As his tongue sliding against mine with no hesitation.

I can’t make us stop. Instead, I reach up, fist his shirt, and deepen the kiss. I press myself to his body and listen to the faint, pleased groan he lets out. I rub my core against the meat of his thigh while his breath hitches inside my ear, and he says, “Ethel.”

It’s not my real name. Not the one the real Lazlo, the Lazlo who remembers, likes to use. And that, at last, is the bucket of ice I need.

I push him away, both my hands against his rib cage. He stumbles backward, breathing fast, his expression half delighted, half outraged.

Shit.

“No, I— No.” I shake my head. “This is wrong. I can’t do this to you.”

He frowns. “You don’t need to do anything. I do things. To you .”

“You—” I want to bury my face in my hands. “You don’t even know who I am. You don’t remember who you are. This is— I am basically deceiving you, and—”

“I know that. You are odd. And a terrible liar, and not good at being secretive. But I don’t care.”

“Well, you should care. You cannot consent to being with someone who hasn’t been open with you about their identity, and—”

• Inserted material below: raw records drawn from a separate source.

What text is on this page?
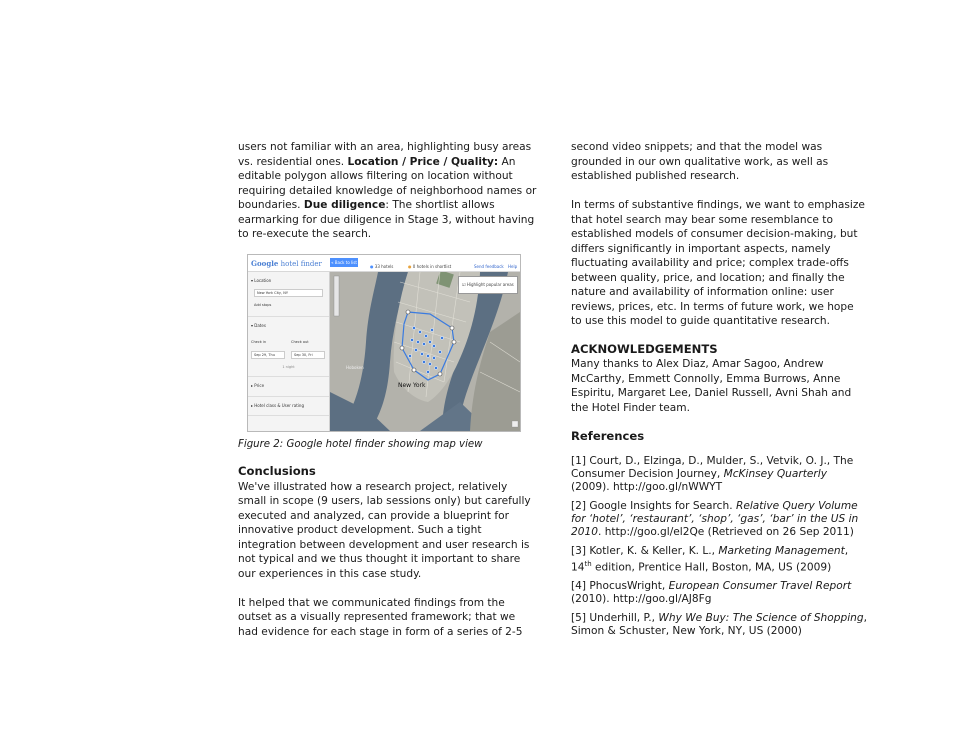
users not familiar with an area, highlighting busy areas vs. residential ones. Location / Price / Quality: An editable polygon allows filtering on location without requiring detailed knowledge of neighborhood names or boundaries. Due diligence: The shortlist allows earmarking for due diligence in Stage 3, without having to re-execute the search.

Google hotel finder « Back to list
● 33 hotels	● 0 hotels in shortlist	Send feedback Help
▾ Location
New York City, NY
Add stops
▾ Dates
Check in
Sep 29, Thu
Check out
Sep 30, Fri
1 night
▸ Price
▸ Hotel class & User rating
☑ Highlight popular areas
New York
Hoboken

Figure 2: Google hotel finder showing map view

Conclusions

We've illustrated how a research project, relatively small in scope (9 users, lab sessions only) but carefully executed and analyzed, can provide a blueprint for innovative product development. Such a tight integration between development and user research is not typical and we thus thought it important to share our experiences in this case study.

It helped that we communicated findings from the outset as a visually represented framework; that we had evidence for each stage in form of a series of 2-5

second video snippets; and that the model was grounded in our own qualitative work, as well as established published research.

In terms of substantive findings, we want to emphasize that hotel search may bear some resemblance to established models of consumer decision-making, but differs significantly in important aspects, namely fluctuating availability and price; complex trade-offs between quality, price, and location; and finally the nature and availability of information online: user reviews, prices, etc. In terms of future work, we hope to use this model to guide quantitative research.

ACKNOWLEDGEMENTS

Many thanks to Alex Diaz, Amar Sagoo, Andrew McCarthy, Emmett Connolly, Emma Burrows, Anne Espiritu, Margaret Lee, Daniel Russell, Avni Shah and the Hotel Finder team.

References

[1] Court, D., Elzinga, D., Mulder, S., Vetvik, O. J., The Consumer Decision Journey, McKinsey Quarterly (2009). http://goo.gl/nWWYT

[2] Google Insights for Search. Relative Query Volume for ‘hotel’, ‘restaurant’, ‘shop’, ‘gas’, ‘bar’ in the US in 2010. http://goo.gl/el2Qe (Retrieved on 26 Sep 2011)

[3] Kotler, K. & Keller, K. L., Marketing Management, 14th edition, Prentice Hall, Boston, MA, US (2009)

[4] PhocusWright, European Consumer Travel Report (2010). http://goo.gl/AJ8Fg

[5] Underhill, P., Why We Buy: The Science of Shopping, Simon & Schuster, New York, NY, US (2000)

“There is nothing that I could discover about you, or about myself, that would make me want to do this any less.” His tone is arrogant and self-assured, and brooks no argument.

I hate it.

Sadly, I could see myself loving it.

He steps closer once again. “I know we have done this before, Ethel.”

“No. No, we haven’t. How do you even ...?”

“I know your smell. I know your skin. Your hair. It’s all familiar.

I have it all memorized. And I dream of you—of this.

So many dreams, all so different, we must have done it a million times, in a million different ways.

Tell me what you’re hiding from me, let’s get this over with, and then let’s do it a million more times.

” He stops when a masked man trips drunkenly inside our alleyway.

“Not now,” he orders the intruder before turning back to me.

“Actually, sir,” I say, shrill, panicky, eager to end the conversation, “this place is all yours. My friend and I were just getting ready to go our separate ways.”

Lazlo rolls his eyes, but the man in the Edward Cullen mask nods his thanks and walks closer.

And that’s when something starts nagging at me. There’s an odd familiarity to his gait. To the grace of his movements. To the speed of—

“It’s you,” I whisper.

I barely have time to shove Lazlo out of the way before the vampire who tried to kill me two nights ago attacks me again.